(Above: A portrait of the young Audrey Hepburn is one of the images Michael Cross created using his newsprint-and-charcoal technique; photo courtesy of Michael Cross)
By Randi Bjornstad
Until a close friend persuaded him years ago to show his work, Michael Cross says his art “was pretty much a secret.”
“I started out first with abstract painting — at that time I was dealing with some depression issues, and painting gave me some outlet for those emotions,” Cross said. “It wouldn’t be an overstatement to say that painting probably saved my life. Those paintings were very dark, but they helped me to change my outlook.”
Since then, his art has evolved into intricately rendered, drawn portraits, so finely detailed that they look almost like photographs. He’s also taken up landscape photography, producing vivid images of sky and land.

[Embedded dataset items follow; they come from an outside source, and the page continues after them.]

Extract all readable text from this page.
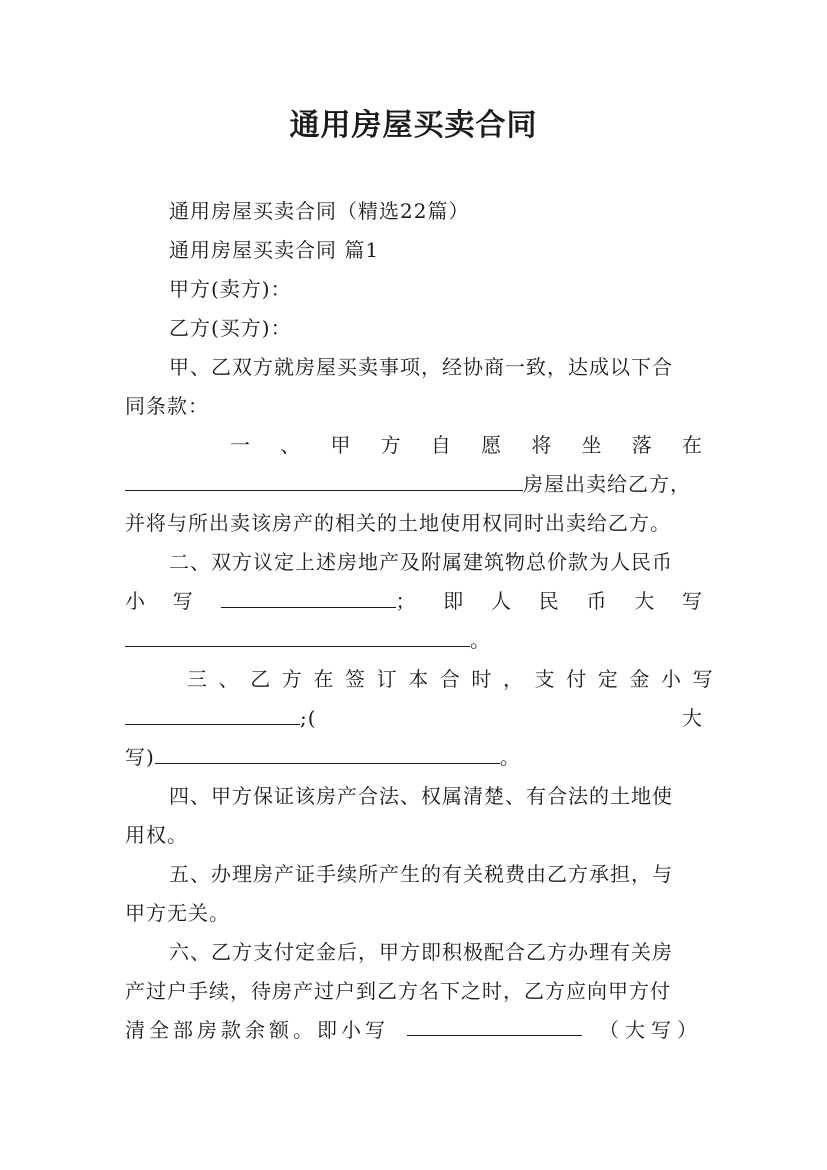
通用房屋买卖合同
通用房屋买卖合同（精选22篇）
通用房屋买卖合同 篇1
甲方(卖方)：
乙方(买方)：
甲、乙双方就房屋买卖事项，经协商一致，达成以下合
同条款：
一 、 甲 方 自 愿 将 坐 落 在
房屋出卖给乙方，
并将与所出卖该房产的相关的土地使用权同时出卖给乙方。
二、双方议定上述房地产及附属建筑物总价款为人民币
小 写	； 即 人 民 币 大 写
。
三、乙方在签订本合时，支付定金小写
;(	大
写)	。
四、甲方保证该房产合法、权属清楚、有合法的土地使
用权。
五、办理房产证手续所产生的有关税费由乙方承担，与
甲方无关。
六、乙方支付定金后，甲方即积极配合乙方办理有关房
产过户手续，待房产过户到乙方名下之时，乙方应向甲方付
清全部房款余额。即小写	（大写）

“For me, the entire art process has been very organic,” Cross said. “I have let it happen very slowly.”
Too slowly in some ways, “mainly because I am very bad at self-promotion,” he said wryly. “I’m just not very good at the money part.”
That’s not to say it’s hard to see his work. He has a website at michaelcross.pixels.com where his work can be viewed and purchased. He’s also displays and sells on Facebook at facebook.com/michaelcrossart/.
Learning by doing
Cross calls himself a self-taught artist who “learned both art and photography on YouTube.”
“I have never taken an art class,” he said. “I kind of regret that — I’m sure I have a lot of terrible habits that an art teacher would go crazy about. But the way my personality was — I am pretty introverted — I kind of had to do it all myself.”
Cross grew up in Pleasant Hill, in a family that included a mother and sister who both were talented artists, primarily in ceramics, painting and drawing.
“My dad was a logger, but art wasn’t really on his radar screen,” Cross said. “So I was around art, but it was not a key thing.”
In fact, he was more inclined toward the sciences and mathematics, and he also participated in sports. He attended the University of Oregon, where he earned a master’s degree in human physiology.
He worked in social service education and healing for years, but chronic back problems — and repeated surgeries — took their toll.
“I had five surgeries on my back in six years,” Cross said. “My parents were very supportive of me financially, and that made a lot of difference.”
During his many prolonged convalescences when he couldn’t work, Cross began to draw to help pass the time.
“Art can be very inexpensive or even free, so I started teaching myself, learning lines and shading and then studying art theory,” he said. “That’s when I discovered that newspapers, which are very accessible, could become an important medium for my work.”
Drawings as story
One day, while waiting for an order of pancakes at the Glenwood Restaurant on Willamette Street in Eugene, he picked up a copy of the local newspaper and began sketching on it with charcoal.
“I was struck by the way the combination of the newsprint and the charcoal became almost its own medium,” Cross said. “The paper was a beautiful color, almost ecru, and the text started to blur, and it became almost three-dimensional.”
Creating portraits on newsprint seemed a natural choice — “It’s kind of the idea that everyone has a story,” he said — and for him it became almost an artistic obsession.
“It became a new direction for me, and it helped me start to feel a connection with people again,” Cross said. “I had dealt with chronic depression my whole life, and I can honestly say that without my parents’ support and my art, I don’t know if I would still be here.”
His interest in photography developed later, starting with his habit of cataloguing his paintings and drawings by photographing them.
“So I went back to YouTube to learn about cameras, lenses, and lighting, and I began going out at all hours of the day and night to photograph landscapes — I love that use of color.”
When it comes to portraiture, however, “I still much prefer drawing,” Cross said.
He’s started a new series, based on body image and presenting figures as they really are.
“I grew up with three sisters, so I definitely got a perspective of the pressures on women with regard to body image in this society,” Cross said. “So I decided it was important to show people as they really are, to find a balance by drawing them both beautifully and realistically.”
The process of maturing and aging — stretch marks, scars, wrinkles and all — “should be appreciated and admired, because those are all parts of life,” Cross said, before admitting that he feels “a little hypocritical saying that, because I personally hate to get my own picture taken.”
Much as his health challenges have constrained his life, they also have contributed to his development as an artist.
“I qualify for disability because of my health issues, and that, combined with commissions for artwork and sales of photographs, allows me to make a living,” Cross said. “It is something I’m very thankful for — my art gives me something that nothing else does.”